The press is also, in this case, wrong.

Vahid Halilhodžić has been fired by Côte d'Ivoire, Algeria, Japan, and Morocco. He has also taken three of those teams to World Cups. His record of qualification across multiple federations is one of the strongest in international football. When he is fired, he is fired by federations, not by players. When players speak about him, they speak about respect, intensity, and clarity of demand.

The framing in European press is consistent. Difficult man. Confrontational. Clashes with stars. The implication is always that he is the problem.

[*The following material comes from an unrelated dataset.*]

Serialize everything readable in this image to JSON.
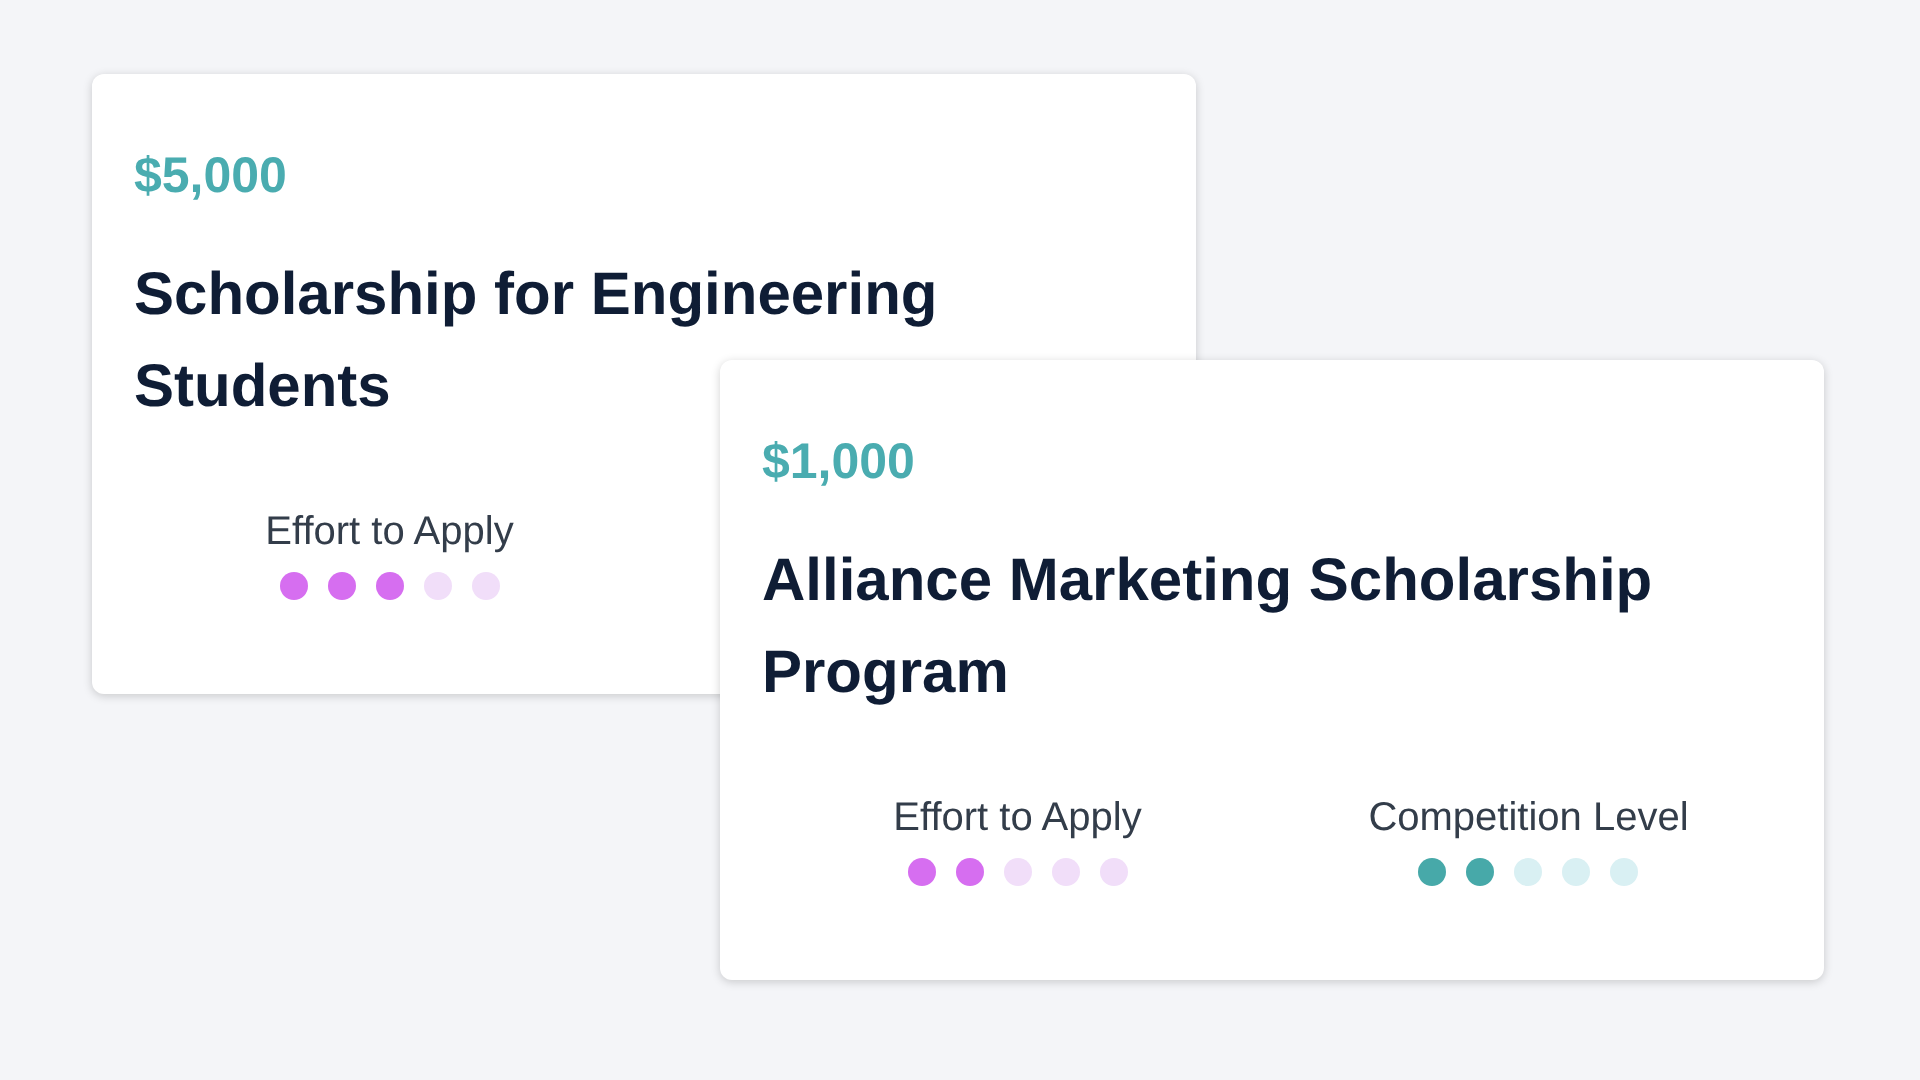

The actual pattern is that he refuses to select players he does not trust, regardless of their European club status. He refused to play Nabil Bentaleb. He refused to play Hakim Ziyech. He refused to play Riyad Mahrez during the qualifying campaign for 2018. In every case the European press treated his decision as evidence of dysfunction rather than evidence of standards.

He coaches like a manager from an older era. He does not need to be loved. He needs the team to win. When he wins, the federation rewrites his deal. When he stumbles, the federation finds a star player to blame him for upsetting, and uses that as pretext.

In ten years, when somebody writes the proper history of African football management, Vahid Halilhodžić will be in the first chapter. Right now, he is just considered difficult.